Ultimately, I want the master to listen to its workers using a loop with
MPI_Iprobe statements to process incoming messages. However, when testing
my initial efforts, I have stumbled over a peculiar situation which
(seemingly) allows the Master to receive a worker's (test) message, but
cannot Iprobe for it.

In my testing, the spawned Workers run on the same machine as the Master.

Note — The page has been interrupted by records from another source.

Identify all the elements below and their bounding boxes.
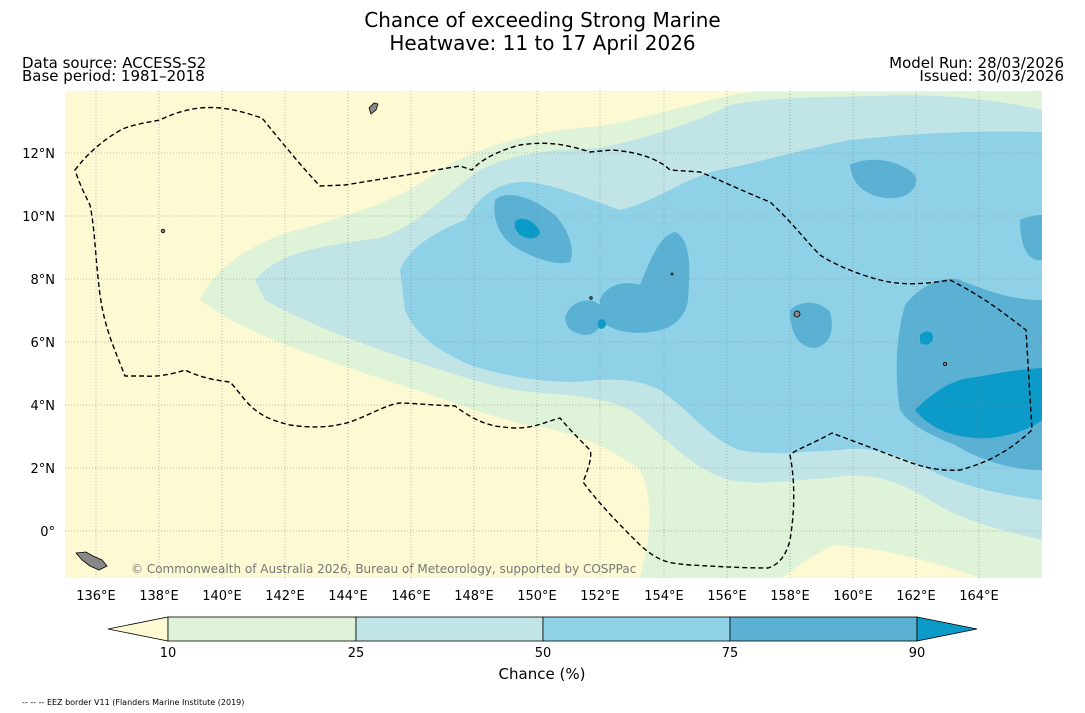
lon-label: 158°E bbox=[770, 589, 810, 604]
band-above-90 bbox=[514, 218, 1042, 439]
band-75-90 bbox=[494, 159, 1042, 470]
islands bbox=[75, 102, 948, 571]
colorbar-tick: 90 bbox=[909, 646, 926, 661]
title-line-1: Chance of exceeding Strong Marine bbox=[364, 8, 721, 32]
data-source: Data source: ACCESS-S2 bbox=[22, 54, 207, 72]
lon-axis: 136°E 138°E 140°E 142°E 144°E 146°E 148°… bbox=[76, 589, 999, 604]
lon-label: 144°E bbox=[328, 589, 368, 604]
colorbar-tick: 10 bbox=[160, 646, 177, 661]
lat-label: 2°N bbox=[31, 462, 56, 477]
graticule bbox=[65, 91, 1042, 578]
lat-label: 12°N bbox=[22, 147, 55, 162]
colorbar-segment-above-90 bbox=[916, 616, 978, 642]
colorbar-ticks: 10 25 50 75 90 bbox=[160, 646, 926, 661]
lon-label: 136°E bbox=[76, 589, 116, 604]
base-period: Base period: 1981–2018 bbox=[22, 67, 205, 85]
lat-axis: 12°N 10°N 8°N 6°N 4°N 2°N 0° bbox=[22, 147, 55, 540]
lat-label: 0° bbox=[40, 525, 55, 540]
lon-label: 142°E bbox=[265, 589, 305, 604]
colorbar-title: Chance (%) bbox=[499, 665, 586, 683]
lat-label: 10°N bbox=[22, 210, 55, 225]
lon-label: 156°E bbox=[707, 589, 747, 604]
lon-label: 140°E bbox=[202, 589, 242, 604]
eez-border bbox=[74, 106, 1033, 569]
probability-field: © Commonwealth of Australia 2026, Bureau… bbox=[65, 91, 1042, 578]
colorbar bbox=[107, 616, 978, 642]
colorbar-tick: 50 bbox=[535, 646, 552, 661]
lon-label: 138°E bbox=[139, 589, 179, 604]
lon-label: 150°E bbox=[517, 589, 557, 604]
lon-label: 154°E bbox=[644, 589, 684, 604]
lon-label: 160°E bbox=[833, 589, 873, 604]
title-line-2: Heatwave: 11 to 17 April 2026 bbox=[389, 31, 696, 55]
colorbar-segment-75-90 bbox=[729, 616, 918, 642]
colorbar-segment-50-75 bbox=[542, 616, 731, 642]
colorbar-segment-below-10 bbox=[107, 616, 169, 642]
lon-label: 162°E bbox=[896, 589, 936, 604]
colorbar-segment-25-50 bbox=[355, 616, 544, 642]
lat-label: 6°N bbox=[31, 336, 56, 351]
eez-legend-note: -- -- -- EEZ border V11 (Flanders Marine… bbox=[22, 698, 245, 707]
lon-label: 148°E bbox=[454, 589, 494, 604]
model-run: Model Run: 28/03/2026 bbox=[889, 54, 1064, 72]
colorbar-segment-10-25 bbox=[167, 616, 357, 642]
issued-date: Issued: 30/03/2026 bbox=[919, 67, 1064, 85]
lon-label: 152°E bbox=[580, 589, 620, 604]
colorbar-tick: 25 bbox=[348, 646, 365, 661]
lat-label: 4°N bbox=[31, 399, 56, 414]
colorbar-tick: 75 bbox=[722, 646, 739, 661]
copyright-note: © Commonwealth of Australia 2026, Bureau… bbox=[131, 562, 636, 576]
lat-label: 8°N bbox=[31, 273, 56, 288]
lon-label: 164°E bbox=[959, 589, 999, 604]
lon-label: 146°E bbox=[391, 589, 431, 604]
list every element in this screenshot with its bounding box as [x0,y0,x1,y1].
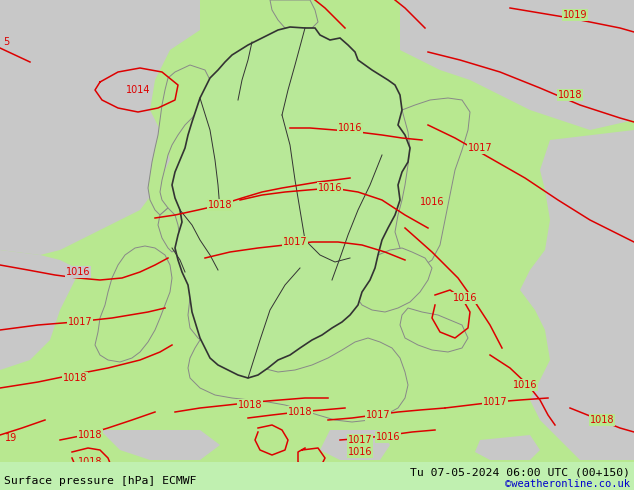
Text: 1016: 1016 [66,267,90,277]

Assume the Worker (residing in an executable called "Worker") looks like
this:

   int main(int argc, char** argv) {
    MPI_Comm Master;

    MPI_Init(&argc, &argv);
    MPI_Comm_get_parent(&Master);
    if (MDPBlackBoard == MPI_COMM_NULL) {
        cerr << "No parent Master!" << endl;
        return 1;
    }

    int size;
    MPI_Comm_remote_size(Master, &size);
    if (size != 1) {
        cerr << "Parent Master doesn't have size 1" << endl;
        return 1;
    }
    // Test: send test message to Master
    int test = 37;
    MPI_Status s;
    MPI_Send(&test, 1, MPI_INT, 0, TAG_TEST, Master);
    // Rest of code
   }

And the Master begins as

   int main(int argc, char** argv) {
    MPI_Init(&argc, &argv);

        MPI_Comm workerComm;    
    MPI_Info ourInfo;
    MPI_Info_create(&ourInfo);

    // Spawn Worker
    MPI_Comm_spawn("Worker", MPI_ARGV_NULL, 1, ourInfo, 0,
MPI_COMM_SELF, &workerComm, MPI_ERRCODES_IGNORE);

    // Test: check test message from worker
    for (;;) {
        int flag = 0;
        int result = MPI_Iprobe(0, TAG_TEST, workerComm, &flag, &s);
        cout <<    "MPI_Iprobe: result is " << result << ", flag is " <<
flag << endl;
        if (flag > 0)
           break;
    }

    int test;    
    MPI_Recv(&test, 1, MPI_INT, 0, TAG_TEST, workerComm, &s);
    cout <<    "BlackBoard: Have received test, data is " << test << endl;
   }    

What happens when running this architecture (mpiexec -n 1 Master) is that
the Master never leaves its for loop (probing for messages from the
Worker, flag and result equal 0 forever; according to my docs, flag
should become 1 when a message is available), even if I let it run for a
long time.

However, when I remove the for loop in the Master and immediately proceed
to MPI_Recv() of the TAG_TEST message, all goes well (i.e. the message is
received by the master and both master and worker continue).

What am I doing wrong or not understanding correctly?

The message send/receive and probing works fine on this same machine
when two processes are started with mpiexec -n 2 (and thus have ranks 0
and 1 in the same MPI_COMM_WORLD) and MPI_COMM_WORLD is used everywhere.

Pieter